The question of the extent of the freedom of establishment arose in connection with the intended acquisition by a Hungarian company of all the shares of another Hungarian company, the main activity of which was manufacturing concrete building elements. The relevant Hungarian Ministry opposed the transaction on the grounds that the company’s business is of strategic importance under national law and the acquiring company is owned and controlled by a foreign company.
In this context, CJEU has been asked to give a preliminary judgment (which becomes binding on all EU courts) on this national regulation and its possible infringement of the EU law. In replying, the Court recalls, as a general matter, that a restriction on a fundamental freedom may be permitted only if the national measure is in response to an imperative reason relating to the public interest, is capable of securing the attainment of the objective pursued and does not exceed what is necessary to attain that objective.
The European Court also considers that purely economic reasons relating to the promotion of the national economy or its proper functioning cannot serve as justification for an obstacle to one of the fundamental freedoms guaranteed by the treaties and that, although the member states are free to determine, in accordance with their national needs, the requirements of public policy and public security, those reasons must be interpreted strictly so that their scope cannot be determined unilaterally by each member state without the control of the institutions of the Union. Thus, public policy and public security may only be invoked in the event of a genuine and sufficiently serious threat affecting a fundamental interest of the company.
In particular, the Court had previously held that, in the case of enterprises carrying on activities and providing public services in the petroleum, telecommunications and energy sectors, the objective of ensuring security of supply of such products or the provision of such services, in the event of a crisis on the territory of the Member State concerned, may constitute a ground of public security and, thus, possibly justify a restriction on a fundamental freedom.
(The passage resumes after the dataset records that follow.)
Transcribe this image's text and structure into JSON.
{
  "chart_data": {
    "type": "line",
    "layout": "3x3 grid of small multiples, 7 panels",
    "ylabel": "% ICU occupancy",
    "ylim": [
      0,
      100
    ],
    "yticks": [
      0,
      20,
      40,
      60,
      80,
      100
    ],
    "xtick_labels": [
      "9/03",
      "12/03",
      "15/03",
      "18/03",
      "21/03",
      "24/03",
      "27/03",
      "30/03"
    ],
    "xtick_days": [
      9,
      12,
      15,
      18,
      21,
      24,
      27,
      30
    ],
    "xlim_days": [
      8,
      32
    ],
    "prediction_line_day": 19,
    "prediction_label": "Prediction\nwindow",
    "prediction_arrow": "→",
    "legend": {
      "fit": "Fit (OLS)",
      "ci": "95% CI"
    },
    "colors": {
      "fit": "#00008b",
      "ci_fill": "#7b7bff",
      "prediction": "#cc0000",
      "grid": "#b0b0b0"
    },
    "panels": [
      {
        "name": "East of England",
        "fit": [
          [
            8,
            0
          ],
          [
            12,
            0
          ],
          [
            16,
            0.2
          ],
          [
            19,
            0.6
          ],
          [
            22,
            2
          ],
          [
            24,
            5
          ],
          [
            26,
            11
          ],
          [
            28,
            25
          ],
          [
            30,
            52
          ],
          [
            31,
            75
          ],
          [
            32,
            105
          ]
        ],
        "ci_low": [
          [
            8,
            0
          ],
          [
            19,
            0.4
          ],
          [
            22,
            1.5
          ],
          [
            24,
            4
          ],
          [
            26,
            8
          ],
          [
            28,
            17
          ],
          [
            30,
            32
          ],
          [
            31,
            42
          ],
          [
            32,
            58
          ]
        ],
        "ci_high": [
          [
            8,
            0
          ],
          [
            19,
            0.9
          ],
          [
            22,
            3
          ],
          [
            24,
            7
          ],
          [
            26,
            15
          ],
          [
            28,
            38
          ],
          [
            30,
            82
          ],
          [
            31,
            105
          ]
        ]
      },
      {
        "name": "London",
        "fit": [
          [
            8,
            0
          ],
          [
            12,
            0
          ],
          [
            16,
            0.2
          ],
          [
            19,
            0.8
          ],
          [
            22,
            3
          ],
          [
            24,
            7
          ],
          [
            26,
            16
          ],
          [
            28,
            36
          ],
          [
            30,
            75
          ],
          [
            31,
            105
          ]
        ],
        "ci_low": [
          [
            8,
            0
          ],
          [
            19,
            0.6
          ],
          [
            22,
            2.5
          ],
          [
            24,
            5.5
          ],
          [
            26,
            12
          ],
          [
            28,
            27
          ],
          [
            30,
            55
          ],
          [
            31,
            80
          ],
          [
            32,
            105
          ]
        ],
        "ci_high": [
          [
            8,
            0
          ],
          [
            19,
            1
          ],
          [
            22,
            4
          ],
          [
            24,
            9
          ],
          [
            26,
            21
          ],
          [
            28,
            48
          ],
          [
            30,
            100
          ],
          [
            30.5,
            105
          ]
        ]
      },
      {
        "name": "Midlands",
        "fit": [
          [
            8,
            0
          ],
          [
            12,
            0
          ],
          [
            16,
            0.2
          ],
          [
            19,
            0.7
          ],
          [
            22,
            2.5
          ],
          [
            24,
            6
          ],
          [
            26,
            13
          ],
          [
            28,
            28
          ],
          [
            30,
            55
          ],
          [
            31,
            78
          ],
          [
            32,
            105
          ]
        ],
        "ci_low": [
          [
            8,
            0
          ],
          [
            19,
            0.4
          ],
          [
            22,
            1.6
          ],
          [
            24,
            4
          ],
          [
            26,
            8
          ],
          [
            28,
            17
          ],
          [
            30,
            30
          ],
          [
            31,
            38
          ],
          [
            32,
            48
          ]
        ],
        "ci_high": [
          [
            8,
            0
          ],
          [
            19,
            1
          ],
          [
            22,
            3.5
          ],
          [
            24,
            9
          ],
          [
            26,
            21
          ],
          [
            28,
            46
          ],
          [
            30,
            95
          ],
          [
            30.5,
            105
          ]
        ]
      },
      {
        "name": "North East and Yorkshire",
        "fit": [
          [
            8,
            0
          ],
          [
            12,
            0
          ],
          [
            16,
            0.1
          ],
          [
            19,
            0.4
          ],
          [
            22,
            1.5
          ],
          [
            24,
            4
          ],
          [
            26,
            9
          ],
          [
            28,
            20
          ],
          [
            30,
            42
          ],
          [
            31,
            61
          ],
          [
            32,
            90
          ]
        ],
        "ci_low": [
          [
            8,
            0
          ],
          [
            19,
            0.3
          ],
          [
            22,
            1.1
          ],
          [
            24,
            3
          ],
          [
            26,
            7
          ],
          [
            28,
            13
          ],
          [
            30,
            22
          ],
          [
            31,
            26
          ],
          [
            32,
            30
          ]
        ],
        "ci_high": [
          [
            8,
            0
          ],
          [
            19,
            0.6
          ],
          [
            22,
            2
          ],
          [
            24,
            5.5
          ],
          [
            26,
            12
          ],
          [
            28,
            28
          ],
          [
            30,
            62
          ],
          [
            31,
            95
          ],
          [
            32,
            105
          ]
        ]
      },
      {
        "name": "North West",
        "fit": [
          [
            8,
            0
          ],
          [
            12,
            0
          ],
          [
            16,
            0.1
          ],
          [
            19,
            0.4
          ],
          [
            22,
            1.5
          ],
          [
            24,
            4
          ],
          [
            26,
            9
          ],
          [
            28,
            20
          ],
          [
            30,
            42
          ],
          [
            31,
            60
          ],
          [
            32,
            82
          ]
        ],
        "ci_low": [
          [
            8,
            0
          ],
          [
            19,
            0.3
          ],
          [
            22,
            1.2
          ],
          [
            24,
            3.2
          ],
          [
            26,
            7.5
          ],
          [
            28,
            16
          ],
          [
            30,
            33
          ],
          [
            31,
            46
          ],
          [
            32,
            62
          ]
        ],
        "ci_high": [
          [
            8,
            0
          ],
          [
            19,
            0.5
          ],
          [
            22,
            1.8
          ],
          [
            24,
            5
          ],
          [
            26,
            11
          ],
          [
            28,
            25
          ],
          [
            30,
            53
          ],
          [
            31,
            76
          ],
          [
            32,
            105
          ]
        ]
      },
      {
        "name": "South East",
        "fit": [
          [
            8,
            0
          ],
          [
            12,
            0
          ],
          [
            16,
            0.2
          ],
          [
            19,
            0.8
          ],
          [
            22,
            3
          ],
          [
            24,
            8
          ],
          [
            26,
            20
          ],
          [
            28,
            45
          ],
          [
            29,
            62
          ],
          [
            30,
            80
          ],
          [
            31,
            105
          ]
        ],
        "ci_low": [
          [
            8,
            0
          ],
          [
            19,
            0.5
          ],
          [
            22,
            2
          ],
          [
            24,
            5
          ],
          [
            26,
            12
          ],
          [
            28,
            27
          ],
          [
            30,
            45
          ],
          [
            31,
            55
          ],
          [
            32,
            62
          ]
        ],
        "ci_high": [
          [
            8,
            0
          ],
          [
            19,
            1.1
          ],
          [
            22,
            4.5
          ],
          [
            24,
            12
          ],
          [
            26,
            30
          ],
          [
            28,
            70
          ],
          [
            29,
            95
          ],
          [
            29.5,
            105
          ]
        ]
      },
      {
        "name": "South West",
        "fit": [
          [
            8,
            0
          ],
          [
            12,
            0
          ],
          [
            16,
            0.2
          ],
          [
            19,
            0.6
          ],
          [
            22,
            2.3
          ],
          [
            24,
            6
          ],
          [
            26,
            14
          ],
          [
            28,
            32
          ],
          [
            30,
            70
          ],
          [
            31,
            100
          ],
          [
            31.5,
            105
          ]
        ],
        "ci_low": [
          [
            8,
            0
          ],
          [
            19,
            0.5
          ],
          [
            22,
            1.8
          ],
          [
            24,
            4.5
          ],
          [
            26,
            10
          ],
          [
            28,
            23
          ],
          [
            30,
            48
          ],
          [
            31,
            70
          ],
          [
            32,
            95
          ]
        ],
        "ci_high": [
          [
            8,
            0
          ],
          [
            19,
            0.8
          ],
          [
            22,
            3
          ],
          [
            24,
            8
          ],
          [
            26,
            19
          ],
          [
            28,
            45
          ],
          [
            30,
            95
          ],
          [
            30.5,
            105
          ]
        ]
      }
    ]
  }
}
In the present case, however, the Court concludes that the national measure infringes the European Union law and the provisions of the treaties because the objective invoked by the Hungarian State, in so far as it seeks to ensure security of supply for the construction sector, in particular at local level, in respect of certain basic raw materials, namely gravel, sand and clay, resulting from mining activities, does not fall within a “fundamental interest of the company”, like the objective of security of supply for the oil, telecommunications and energy sectors.